UWA's A/Prof Fiona Lake, founder of the innovative Teaching on the Run program, said that the current clinical training system is not set up to cope with these numbers.

"We can train that number of people in a state the size of WA and do it well, but we need to redistribute where the teaching occurs and we need to put in different kinds of resources to support it. There is enough clinical material and people but they are not supported," she said.

The solution, they both believe, lies not in the tertiary hospitals but in the community. Even then, it is not a simple matter of pressing secondary hospitals and GPs into service.

"GPs are fairly hard pressed with the duties they have, but then you have to look at the model of how you support the learning in those areas. For example, one secondary hospital has an enormous amount of clinical material, but the clinicians are so stretched there, they don't have time to take breaths, let alone supervise junior doctors," Fiona said.

"We need more than just patients, we need people able to mentor and support the students - and I'm not talking about didactic-type teaching staff, but some of those aspects of clinical care like clinical reasoning, understanding how things work at the coal face, etc."

Alistair's new model of training at the OuterUrban clinical school in Joondalup, where he teaches medicine and psychiatry to around forty students, is also part of the solution. But the looming crisis needs more than just models. According to Alistair, capable clinical supervisors are needed and they are needed now.

"We have to recruit and retain high quality supervisors. We could draw from the pool of retired doctors and doctors who aren't teaching at the moment. There will also be a push for more GPs to provide more training," he said.
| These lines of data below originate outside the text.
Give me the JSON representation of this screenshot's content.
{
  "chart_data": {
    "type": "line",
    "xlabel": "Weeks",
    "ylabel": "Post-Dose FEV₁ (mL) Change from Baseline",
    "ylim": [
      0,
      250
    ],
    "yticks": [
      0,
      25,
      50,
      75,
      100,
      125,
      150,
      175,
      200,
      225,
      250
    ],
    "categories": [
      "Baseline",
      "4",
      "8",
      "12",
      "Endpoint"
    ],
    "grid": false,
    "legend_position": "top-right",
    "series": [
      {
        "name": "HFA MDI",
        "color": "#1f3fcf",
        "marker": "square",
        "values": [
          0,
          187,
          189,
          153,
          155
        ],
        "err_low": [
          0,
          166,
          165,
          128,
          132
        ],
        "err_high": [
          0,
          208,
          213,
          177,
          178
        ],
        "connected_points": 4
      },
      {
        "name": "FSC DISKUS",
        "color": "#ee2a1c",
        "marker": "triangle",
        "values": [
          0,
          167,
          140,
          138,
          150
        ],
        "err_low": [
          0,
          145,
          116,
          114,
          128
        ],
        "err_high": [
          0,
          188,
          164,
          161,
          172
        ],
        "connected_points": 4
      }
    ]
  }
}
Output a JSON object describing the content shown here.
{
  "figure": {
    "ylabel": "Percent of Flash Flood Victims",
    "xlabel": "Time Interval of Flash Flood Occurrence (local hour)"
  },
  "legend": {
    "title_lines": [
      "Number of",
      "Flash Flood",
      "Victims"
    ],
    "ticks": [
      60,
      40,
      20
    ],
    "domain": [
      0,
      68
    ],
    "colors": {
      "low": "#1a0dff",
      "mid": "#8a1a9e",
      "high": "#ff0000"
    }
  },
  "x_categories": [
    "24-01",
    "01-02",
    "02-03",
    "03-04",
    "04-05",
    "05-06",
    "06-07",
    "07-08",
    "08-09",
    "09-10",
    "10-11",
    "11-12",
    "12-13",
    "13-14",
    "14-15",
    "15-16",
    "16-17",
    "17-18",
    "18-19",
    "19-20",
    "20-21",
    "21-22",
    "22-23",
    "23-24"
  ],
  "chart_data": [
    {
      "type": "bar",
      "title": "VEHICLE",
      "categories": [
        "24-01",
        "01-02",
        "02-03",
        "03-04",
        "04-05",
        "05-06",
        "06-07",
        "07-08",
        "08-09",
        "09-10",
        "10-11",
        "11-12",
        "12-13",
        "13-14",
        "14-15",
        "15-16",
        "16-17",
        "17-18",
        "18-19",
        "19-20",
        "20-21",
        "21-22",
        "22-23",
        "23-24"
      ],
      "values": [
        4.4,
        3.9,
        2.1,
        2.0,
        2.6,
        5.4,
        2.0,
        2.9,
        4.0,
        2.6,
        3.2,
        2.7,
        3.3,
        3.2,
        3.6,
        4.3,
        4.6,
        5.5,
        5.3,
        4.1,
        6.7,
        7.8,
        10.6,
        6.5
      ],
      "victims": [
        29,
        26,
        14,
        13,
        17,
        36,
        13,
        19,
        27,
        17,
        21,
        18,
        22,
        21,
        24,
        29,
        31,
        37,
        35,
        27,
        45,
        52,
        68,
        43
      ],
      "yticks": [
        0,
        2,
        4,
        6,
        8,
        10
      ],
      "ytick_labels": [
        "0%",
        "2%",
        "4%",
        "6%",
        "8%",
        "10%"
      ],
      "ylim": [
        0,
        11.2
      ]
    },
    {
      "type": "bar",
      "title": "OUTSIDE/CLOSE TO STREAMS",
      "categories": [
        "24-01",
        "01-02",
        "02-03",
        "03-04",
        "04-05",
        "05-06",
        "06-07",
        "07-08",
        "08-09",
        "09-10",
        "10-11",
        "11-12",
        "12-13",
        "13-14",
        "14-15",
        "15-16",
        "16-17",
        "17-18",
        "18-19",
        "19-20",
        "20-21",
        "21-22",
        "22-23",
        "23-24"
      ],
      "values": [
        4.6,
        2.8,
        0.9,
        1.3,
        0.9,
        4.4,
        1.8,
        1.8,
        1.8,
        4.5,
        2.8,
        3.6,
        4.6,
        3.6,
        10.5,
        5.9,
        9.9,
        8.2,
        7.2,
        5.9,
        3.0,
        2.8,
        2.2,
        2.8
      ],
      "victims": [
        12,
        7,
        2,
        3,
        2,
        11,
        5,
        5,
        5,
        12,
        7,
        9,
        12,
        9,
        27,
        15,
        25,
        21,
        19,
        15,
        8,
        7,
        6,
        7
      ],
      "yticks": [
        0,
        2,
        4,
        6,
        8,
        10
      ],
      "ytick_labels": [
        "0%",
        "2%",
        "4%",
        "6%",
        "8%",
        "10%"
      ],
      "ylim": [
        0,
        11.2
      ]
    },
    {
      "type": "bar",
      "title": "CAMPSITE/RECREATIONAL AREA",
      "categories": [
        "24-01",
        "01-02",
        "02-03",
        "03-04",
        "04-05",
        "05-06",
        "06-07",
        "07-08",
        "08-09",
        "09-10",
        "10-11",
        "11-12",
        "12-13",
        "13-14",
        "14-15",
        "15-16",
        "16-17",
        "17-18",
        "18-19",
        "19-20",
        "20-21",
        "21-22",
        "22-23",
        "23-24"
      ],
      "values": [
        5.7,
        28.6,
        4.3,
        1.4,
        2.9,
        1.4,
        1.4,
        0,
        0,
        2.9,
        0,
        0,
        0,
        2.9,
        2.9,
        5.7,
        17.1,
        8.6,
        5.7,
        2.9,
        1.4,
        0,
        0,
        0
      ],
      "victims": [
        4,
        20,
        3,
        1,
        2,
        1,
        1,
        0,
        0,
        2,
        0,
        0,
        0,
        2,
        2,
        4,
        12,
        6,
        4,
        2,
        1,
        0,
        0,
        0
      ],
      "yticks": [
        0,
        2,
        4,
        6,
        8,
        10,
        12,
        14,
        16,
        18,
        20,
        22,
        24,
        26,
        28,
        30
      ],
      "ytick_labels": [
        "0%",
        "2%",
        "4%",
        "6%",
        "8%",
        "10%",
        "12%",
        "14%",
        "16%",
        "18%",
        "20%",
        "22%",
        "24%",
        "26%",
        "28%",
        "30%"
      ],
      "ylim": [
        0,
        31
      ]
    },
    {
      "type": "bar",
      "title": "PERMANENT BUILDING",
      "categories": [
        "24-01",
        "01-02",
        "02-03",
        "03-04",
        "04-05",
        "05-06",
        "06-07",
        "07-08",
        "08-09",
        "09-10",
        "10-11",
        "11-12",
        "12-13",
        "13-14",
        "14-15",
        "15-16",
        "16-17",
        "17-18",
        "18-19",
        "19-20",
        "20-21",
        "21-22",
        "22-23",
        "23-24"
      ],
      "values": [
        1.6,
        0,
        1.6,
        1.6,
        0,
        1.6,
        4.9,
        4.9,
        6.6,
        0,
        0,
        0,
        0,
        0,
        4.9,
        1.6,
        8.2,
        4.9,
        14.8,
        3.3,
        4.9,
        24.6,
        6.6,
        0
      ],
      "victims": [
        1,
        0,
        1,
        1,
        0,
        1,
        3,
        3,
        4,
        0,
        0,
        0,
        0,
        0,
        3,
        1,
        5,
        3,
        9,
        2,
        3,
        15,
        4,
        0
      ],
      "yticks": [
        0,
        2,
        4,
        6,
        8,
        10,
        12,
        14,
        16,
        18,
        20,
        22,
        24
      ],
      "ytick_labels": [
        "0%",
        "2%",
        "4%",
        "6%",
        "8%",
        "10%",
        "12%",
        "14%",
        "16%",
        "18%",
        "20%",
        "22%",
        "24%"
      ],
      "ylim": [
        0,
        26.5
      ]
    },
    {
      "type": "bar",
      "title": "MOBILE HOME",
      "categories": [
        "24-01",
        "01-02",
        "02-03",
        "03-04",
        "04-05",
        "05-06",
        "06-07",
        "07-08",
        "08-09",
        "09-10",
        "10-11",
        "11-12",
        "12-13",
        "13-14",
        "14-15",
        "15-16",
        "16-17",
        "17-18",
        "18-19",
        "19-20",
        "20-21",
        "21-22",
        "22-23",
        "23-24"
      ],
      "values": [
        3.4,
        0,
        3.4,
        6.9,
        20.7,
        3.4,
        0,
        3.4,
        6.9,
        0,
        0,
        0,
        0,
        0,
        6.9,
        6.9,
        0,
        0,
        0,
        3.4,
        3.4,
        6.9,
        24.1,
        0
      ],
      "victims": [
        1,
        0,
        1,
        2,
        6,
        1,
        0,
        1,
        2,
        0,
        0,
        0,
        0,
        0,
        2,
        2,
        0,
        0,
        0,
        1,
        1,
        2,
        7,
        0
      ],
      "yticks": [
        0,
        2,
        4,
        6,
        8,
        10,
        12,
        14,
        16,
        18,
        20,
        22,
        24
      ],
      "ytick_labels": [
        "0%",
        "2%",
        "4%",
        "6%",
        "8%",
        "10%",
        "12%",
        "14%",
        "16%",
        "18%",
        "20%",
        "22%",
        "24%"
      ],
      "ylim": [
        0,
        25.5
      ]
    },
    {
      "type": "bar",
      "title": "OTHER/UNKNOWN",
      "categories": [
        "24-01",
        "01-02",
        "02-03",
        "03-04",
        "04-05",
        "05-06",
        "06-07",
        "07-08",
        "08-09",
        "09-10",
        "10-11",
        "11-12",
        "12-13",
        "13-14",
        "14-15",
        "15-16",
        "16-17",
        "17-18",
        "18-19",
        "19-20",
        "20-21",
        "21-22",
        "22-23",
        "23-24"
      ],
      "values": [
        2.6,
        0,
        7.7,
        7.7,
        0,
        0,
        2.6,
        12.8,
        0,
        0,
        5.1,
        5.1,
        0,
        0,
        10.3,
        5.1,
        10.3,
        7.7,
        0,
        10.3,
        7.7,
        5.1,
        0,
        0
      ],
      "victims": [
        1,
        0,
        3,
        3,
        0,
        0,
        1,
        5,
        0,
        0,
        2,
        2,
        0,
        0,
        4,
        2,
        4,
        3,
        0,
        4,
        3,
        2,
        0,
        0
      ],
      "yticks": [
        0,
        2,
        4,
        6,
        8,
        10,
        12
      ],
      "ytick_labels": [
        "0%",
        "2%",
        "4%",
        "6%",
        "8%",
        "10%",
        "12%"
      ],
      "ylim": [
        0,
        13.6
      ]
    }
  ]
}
Fiona felt one incentive to recruit more supervisors, drawn from a recent trip to Canada, was to pay for their time.

"They actually pay their clinical teachers. This is not academics, this is people who do service around the place. There is research that suggests the quality of teaching is better when you pay people. You can't pay tachers at the rates they would be getting for clinical care but maybe there needs to be some kind of recognition and that is one way to support the whole system of teaching."